De nos jours, tout le monde est obsédé par l'argent. L'aîné était prêt à parcourir des milliers de kilomètres pour venir le chercher, et le cadet était prêt à débourser plus de 100 millions pour le protéger. Bi Yuntao ressentit un mélange d'émotions, une douce-amertume l'envahissant.
« N'importe quoi ! Je préférerais te payer pour que tu nettoies mes propres dégâts plutôt que de te les confier, gamin. Tu crois vraiment qu'on est capables de faire ce genre de choses ? »
Les yeux de Yang Wei s'écarquillèrent aussitôt. Ce gamin n'avait pas renoncé à son projet d'engager quelqu'un pour le tuer. Il semblait qu'il devait le surveiller de près, car, connaissant le caractère de Lao Si, il risquait de retourner en douce au Guangdong pour se procurer de l'argent. D'ailleurs, sa famille ignorait tout du détournement de fonds. Un million de yuans, ce n'est vraiment pas une grosse somme.
Après avoir entendu les paroles de Yang Wei, Lao Si baissa la tête, mais ses yeux brillaient encore d'une lueur féroce. Il s'en voulait de n'avoir pu résister à la tentation, mais il haïssait encore plus Hui Ge, qui l'avait piégé.
« Quatrième frère, attendons l'arrivée du benjamin. Ne t'en mêle pas. Si on n'a plus d'argent, on recommencera. Je n'ai pas beaucoup de liquidités, mais je peux encore trouver vingt ou trente millions… »
Yang Wei tenta de persuader Lao Si à plusieurs reprises, mais sachant que son frère était un peu têtu, il sortit son téléphone et composa le numéro de Zhuang Rui.
À vrai dire, Wei Ge éprouvait lui aussi du ressentiment envers Zhuang Rui. Il avait tout simplement abandonné le quatrième frère et ne se souciait plus de lui. Ces deux derniers jours, il avait même éteint son téléphone, comme s'il avait disparu.

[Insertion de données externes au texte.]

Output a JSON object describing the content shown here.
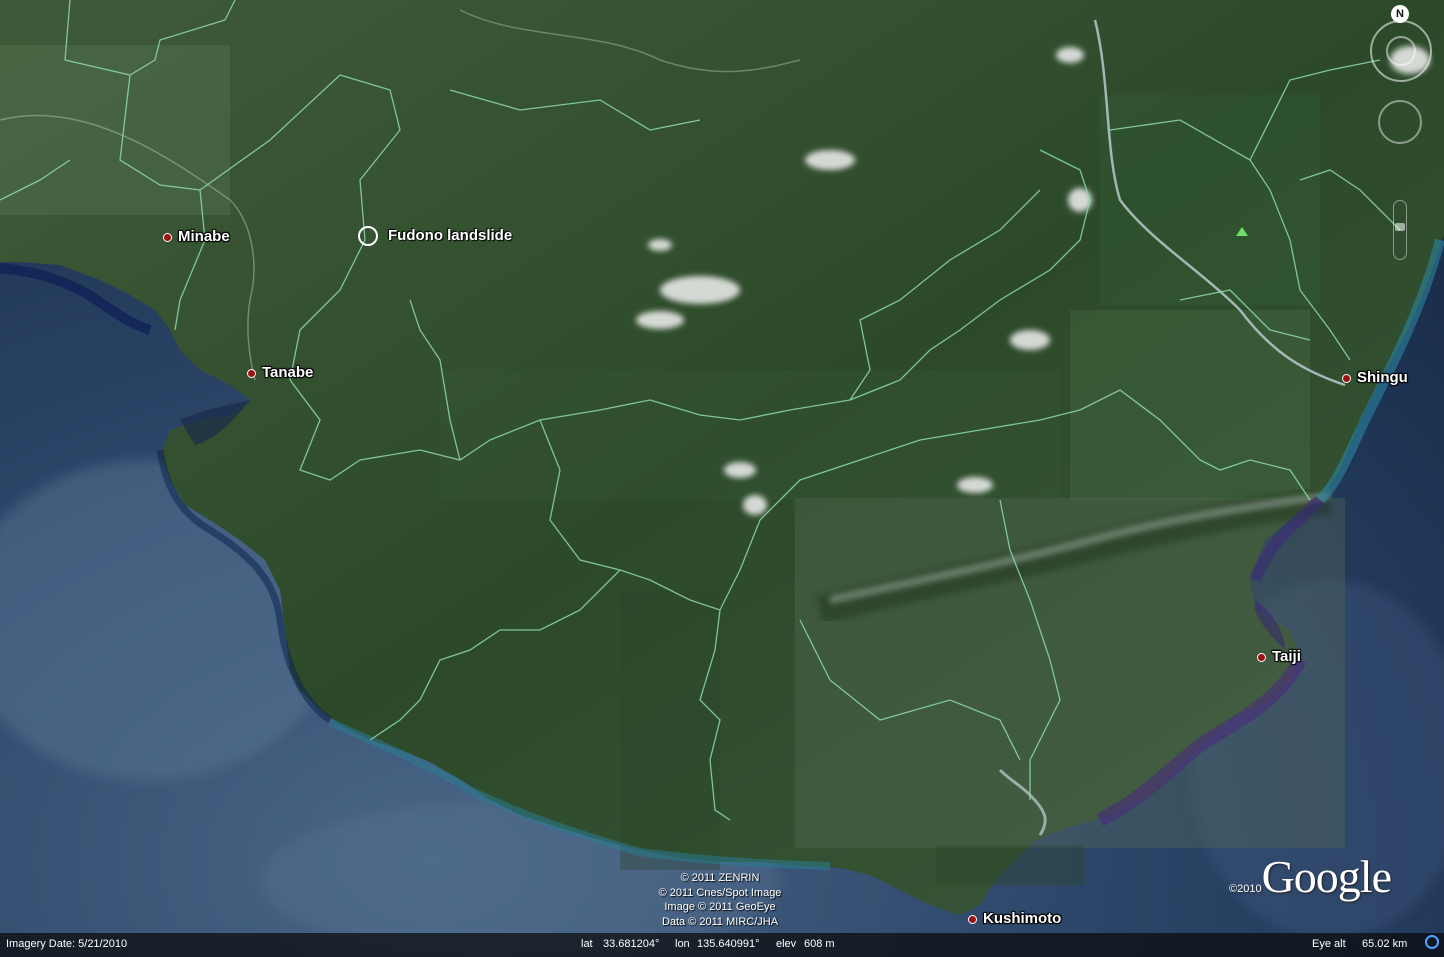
{
  "map": {
    "places": [
      {
        "label": "Minabe"
      },
      {
        "label": "Tanabe"
      },
      {
        "label": "Shingu"
      },
      {
        "label": "Taiji"
      },
      {
        "label": "Kushimoto"
      }
    ],
    "poi": {
      "label": "Fudono landslide",
      "icon": "circle-marker-icon"
    },
    "peak_icon": "green-triangle-icon",
    "colors": {
      "land": "#2f4f2c",
      "sea": "#1f3551",
      "coast_dark": "#0b1a44",
      "boundary": "#8fd9b0",
      "town_dot": "#9e1010"
    }
  },
  "credits": [
    "© 2011 ZENRIN",
    "© 2011 Cnes/Spot Image",
    "Image © 2011 GeoEye",
    "Data © 2011 MIRC/JHA"
  ],
  "logo": {
    "year": "©2010",
    "name": "Google"
  },
  "status": {
    "imagery_date": "Imagery Date: 5/21/2010",
    "lat_label": "lat",
    "lat": "33.681204°",
    "lon_label": "lon",
    "lon": "135.640991°",
    "elev_label": "elev",
    "elev": "608 m",
    "eye_label": "Eye alt",
    "eye": "65.02 km"
  },
  "nav": {
    "north": "N",
    "icons": [
      "compass-ring-icon",
      "look-joystick-icon",
      "zoom-slider-icon"
    ]
  }
}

À un moment donné, les rôles des cinq frères s'étaient progressivement inversés. Zhuang Rui, qui était autrefois sous la protection de ses frères, en était désormais devenu le pilier.

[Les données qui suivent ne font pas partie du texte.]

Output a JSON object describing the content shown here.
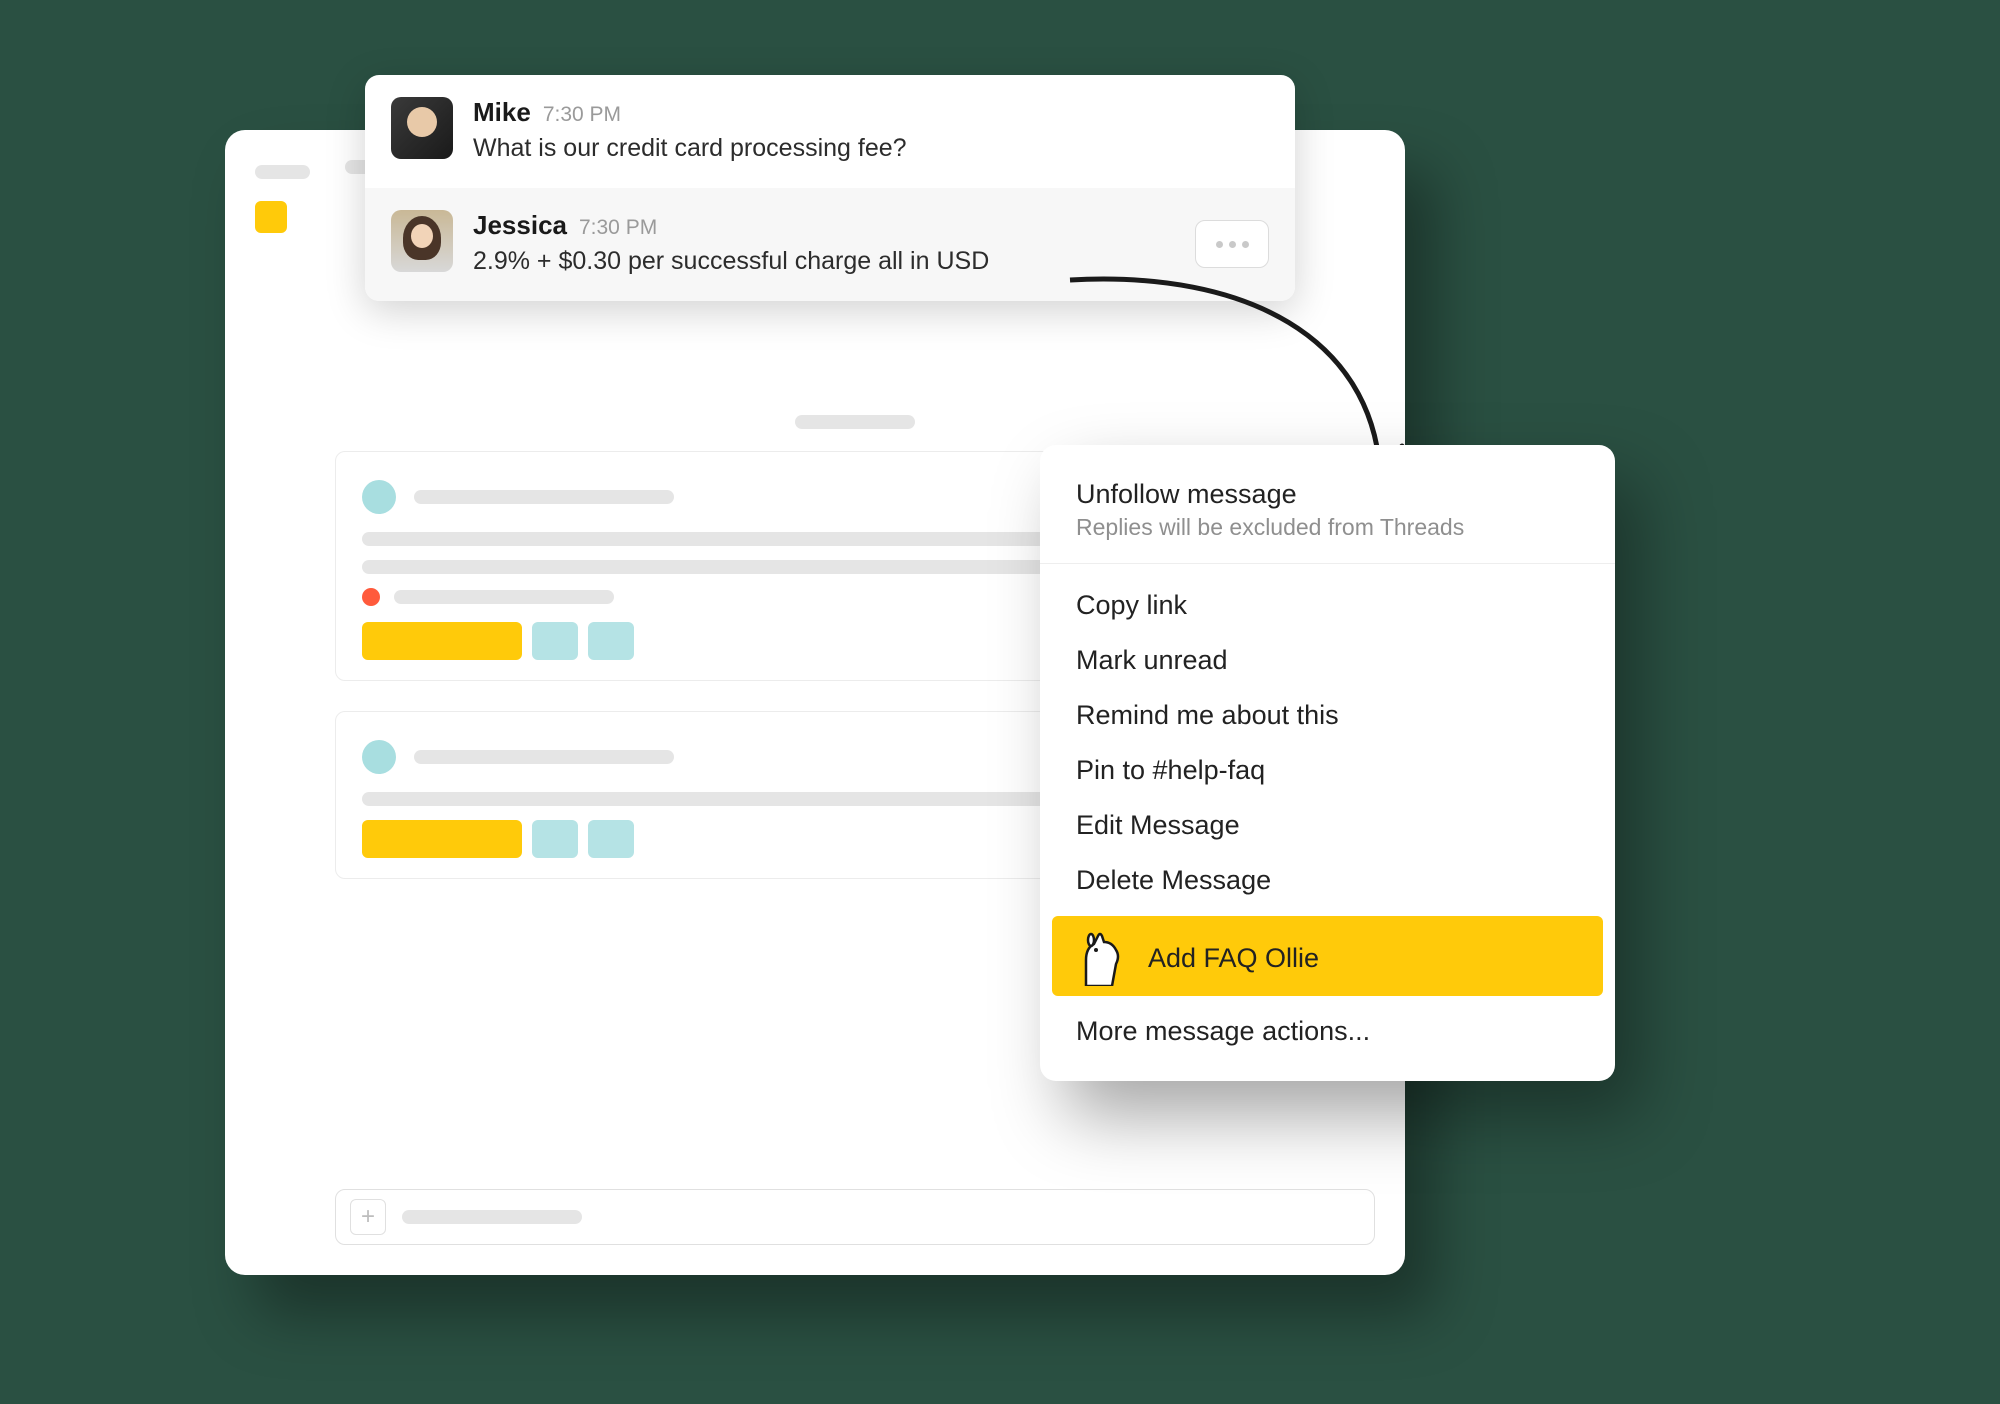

Il semblerait que l'adage « la force économique détermine le statut familial » puisse également s'appliquer à « la force économique détermine le statut social ». Bien que les cinq frères entretiennent toujours de bonnes relations et que Zhuang Rui n'ait jamais prétendu mépriser qui que ce soit, des changements s'opèrent discrètement.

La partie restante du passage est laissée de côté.